Lost wanderers are easily misdirected down there - descending to forget their sufferings where edges and distances grow ambiguous [don’t be a statistic]. Others, after the hardships and severities they have experienced, indulge themselves ashore. We wanted to see how well-lit it might be and to search for an answer really. Whether despair or intoxication are the cause is yet to be ascertained [what lies beneath?]. The smallest bit of information could make a huge difference in our investigation so, even if you don’t think it is important, we encourage people to still get in touch with us. The project has now become one of identification.








The incident response was observed at a remove from multiple viewpoints. However effective the safety management regime is, marine incidents do occur. The first officer jogged along The Basin’s rim, peering into the water from a fragile walkway. Emergency vehicles of all colours followed in sequence [eyewitnesses reported a ‘huge crowd’ gathered near the water, with multiple ambulances and fire engines at the scene]. An exclusion was effected under flickering concrete. Delegations are no substitute for the duty holder being directly involved. The brute rattle of rotating blades announced a searching hover, but other factors played a part [economic and social as well as philosophical]. From the footbridge we were able to watch those lingering to reflect. They will be involved in the associated planning work, and in events that once failed to unfold. With the level raised, a small vessel may be retrieved from the lock.











To facilitate the necessary temporal transference, is it possible to lift this entire droning landscape on flimsy propellors? The path can be optimised by solving either the path-planning problem [PPP] or the coverage-planning problem [CPP]. In implementing this scheme, a key output will be to develop and publish a ‘future of flight’ plan, setting out the coordinated vision. Consideration should be given to the following points:


  • Even on a warm day, the strategic framework is imbued with paternalist overtones - but is interesting as it presents the reader with the notion that savages can learn under proper supervision.

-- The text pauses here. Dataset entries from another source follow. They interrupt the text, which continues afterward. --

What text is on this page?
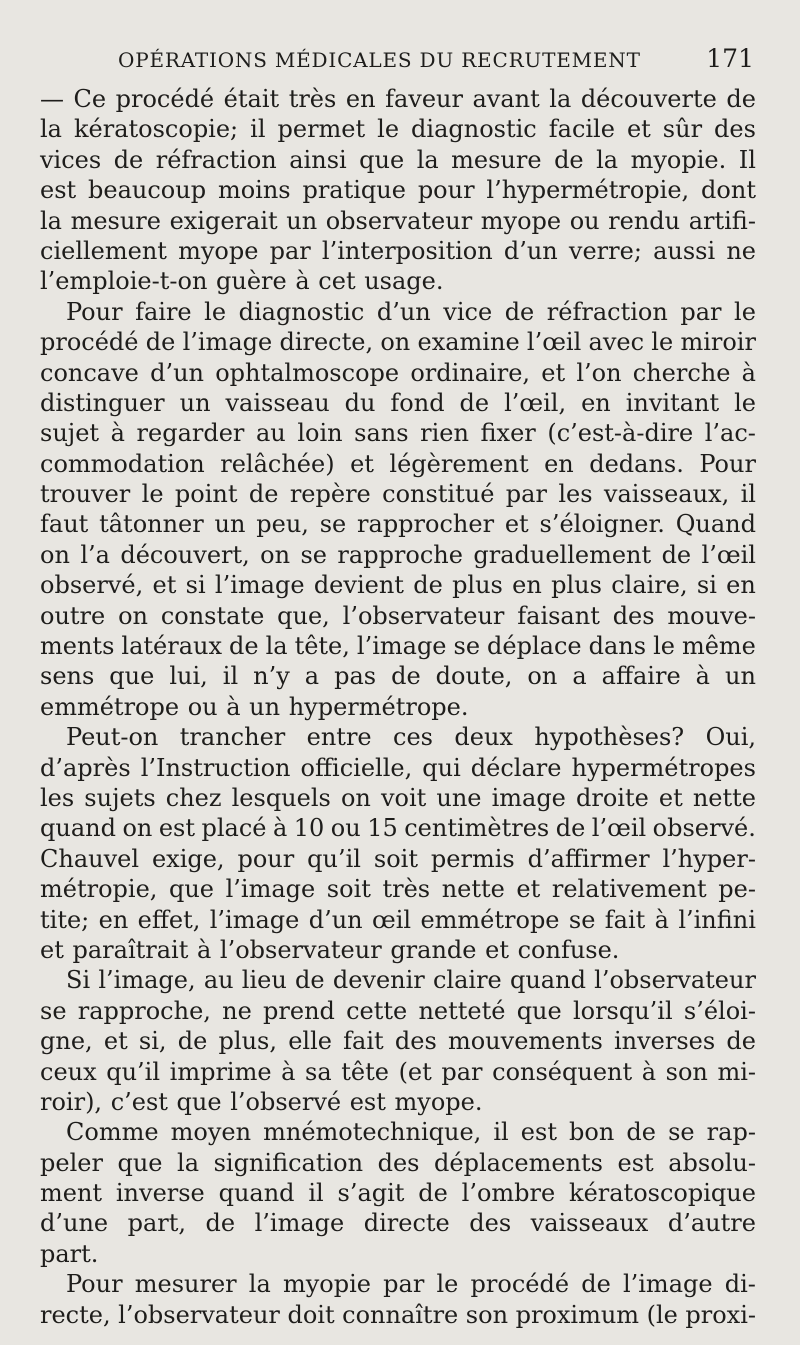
OPÉRATIONS MÉDICALES DU RECRUTEMENT	171
— Ce procédé était très en faveur avant la découverte de
la kératoscopie; il permet le diagnostic facile et sûr des
vices de réfraction ainsi que la mesure de la myopie. Il
est beaucoup moins pratique pour l’hypermétropie, dont
la mesure exigerait un observateur myope ou rendu artifi-
ciellement myope par l’interposition d’un verre; aussi ne
l’emploie-t-on guère à cet usage.
Pour faire le diagnostic d’un vice de réfraction par le
procédé de l’image directe, on examine l’œil avec le miroir
concave d’un ophtalmoscope ordinaire, et l’on cherche à
distinguer un vaisseau du fond de l’œil, en invitant le
sujet à regarder au loin sans rien fixer (c’est-à-dire l’ac-
commodation relâchée) et légèrement en dedans. Pour
trouver le point de repère constitué par les vaisseaux, il
faut tâtonner un peu, se rapprocher et s’éloigner. Quand
on l’a découvert, on se rapproche graduellement de l’œil
observé, et si l’image devient de plus en plus claire, si en
outre on constate que, l’observateur faisant des mouve-
ments latéraux de la tête, l’image se déplace dans le même
sens que lui, il n’y a pas de doute, on a affaire à un
emmétrope ou à un hypermétrope.
Peut-on trancher entre ces deux hypothèses? Oui,
d’après l’Instruction officielle, qui déclare hypermétropes
les sujets chez lesquels on voit une image droite et nette
quand on est placé à 10 ou 15 centimètres de l’œil observé.
Chauvel exige, pour qu’il soit permis d’affirmer l’hyper-
métropie, que l’image soit très nette et relativement pe-
tite; en effet, l’image d’un œil emmétrope se fait à l’infini
et paraîtrait à l’observateur grande et confuse.
Si l’image, au lieu de devenir claire quand l’observateur
se rapproche, ne prend cette netteté que lorsqu’il s’éloi-
gne, et si, de plus, elle fait des mouvements inverses de
ceux qu’il imprime à sa tête (et par conséquent à son mi-
roir), c’est que l’observé est myope.
Comme moyen mnémotechnique, il est bon de se rap-
peler que la signification des déplacements est absolu-
ment inverse quand il s’agit de l’ombre kératoscopique
d’une part, de l’image directe des vaisseaux d’autre
part.
Pour mesurer la myopie par le procédé de l’image di-
recte, l’observateur doit connaître son proximum (le proxi-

  • Those entrusted with code-related responsibilities must be appropriately trained, experienced and qualified to undertake their duties This enables them to monitor situations in real time.


  • The temperature in open water can remain very cold, causing a physical reaction which can make it difficult to control breathing.

The more drone functions become autonomous and intelligent, the greater the benefits and efficiencies will be. A transposition of readings might thus be enacted on the spatial plane, with new colonisations following as a result. Clearly, we need a smart, efficient ‘virtual infrastructure’ [air traffic management and ulcerated state systems], in order that the trajectory might be extended. 


N.B: How remote is the control? We have identified a number of potential command posts, but in reality, the constant contact that was part of plantation life was seen as being demeaning.